I’m not sure that it’s O(N) with caching but this illustrates the N^2 part:

https://blog.exe.dev/expensively-quadratic

bontaq 11 hours ago
If there was an exponential cost, I would expect to see some sort of pricing based on that. I would also expect to see it taking exponentially longer to process a prompt. I don't believe LLMs work like that. The "scary quadratic" referenced in what you linked seems to be pointing out that cache reads increase as your conversation continues?

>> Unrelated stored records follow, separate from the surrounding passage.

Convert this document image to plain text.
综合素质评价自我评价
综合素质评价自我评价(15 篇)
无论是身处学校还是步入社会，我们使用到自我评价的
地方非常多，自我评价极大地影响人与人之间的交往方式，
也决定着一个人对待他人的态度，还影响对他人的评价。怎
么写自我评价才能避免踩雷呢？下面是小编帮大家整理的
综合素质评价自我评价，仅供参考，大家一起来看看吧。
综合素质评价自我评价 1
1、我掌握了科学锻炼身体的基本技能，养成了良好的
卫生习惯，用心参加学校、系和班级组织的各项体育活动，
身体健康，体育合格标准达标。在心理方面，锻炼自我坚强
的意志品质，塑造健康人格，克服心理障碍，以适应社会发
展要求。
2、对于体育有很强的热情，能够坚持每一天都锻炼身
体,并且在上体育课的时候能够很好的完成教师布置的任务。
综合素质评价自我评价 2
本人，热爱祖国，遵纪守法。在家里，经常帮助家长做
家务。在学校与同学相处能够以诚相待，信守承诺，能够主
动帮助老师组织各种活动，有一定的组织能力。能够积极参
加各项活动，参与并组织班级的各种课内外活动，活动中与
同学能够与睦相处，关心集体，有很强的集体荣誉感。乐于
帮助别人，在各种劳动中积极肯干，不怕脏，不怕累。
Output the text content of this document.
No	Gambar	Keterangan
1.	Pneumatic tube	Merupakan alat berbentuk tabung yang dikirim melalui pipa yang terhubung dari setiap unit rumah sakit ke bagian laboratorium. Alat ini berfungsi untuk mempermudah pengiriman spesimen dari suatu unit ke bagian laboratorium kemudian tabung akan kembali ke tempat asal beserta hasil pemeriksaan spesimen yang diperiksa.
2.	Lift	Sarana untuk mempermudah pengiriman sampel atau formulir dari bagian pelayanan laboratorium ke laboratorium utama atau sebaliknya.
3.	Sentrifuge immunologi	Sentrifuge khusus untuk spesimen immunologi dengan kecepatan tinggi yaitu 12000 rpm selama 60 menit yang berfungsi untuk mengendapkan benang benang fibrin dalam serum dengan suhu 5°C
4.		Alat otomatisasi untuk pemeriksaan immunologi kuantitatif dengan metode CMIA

If I'm running a database keeping track of a conversation, and each time it writes the entire history of the conversation instead of appending a message, are we calling that O(N^2) now?
- bavell 3 hours ago
  
  > I would also expect to see it taking exponentially longer to process a prompt. I don't believe LLMs work like that.
  Try this out using a local LLM. You'll see that as the conversation grows, your prompts take longer to execute. It's not exponential but it's significant. This is in fact how all autoregressive LLMs work.
- atq2119 10 hours ago
  
  Yes, that is indeed O(N^2). Which, by the way, is not exponential.
  Also by the way, caching does not make LLM inference linear. It's still quadratic, but the constant in front of the quadratic term becomes a lot smaller.
  
  1 reply →
- _flux 8 hours ago
  
  What we would call O(n^2) in your rewriting message history would be the case where you have an empty database and you need to populate it with a certain message history. The individual operations would take 1, 2, 3, .. n steps, so (1/2)*n^2 in total, so O(n^2).
  This is the operation that is basically done for each message in an LLM chat in the logical level: the complete context/history is sent in to be processed. If you wish to process only the additions, you must preserve the processed state on server-side (in KV cache). KV caches can be very large, e.g. tens of gigabytes.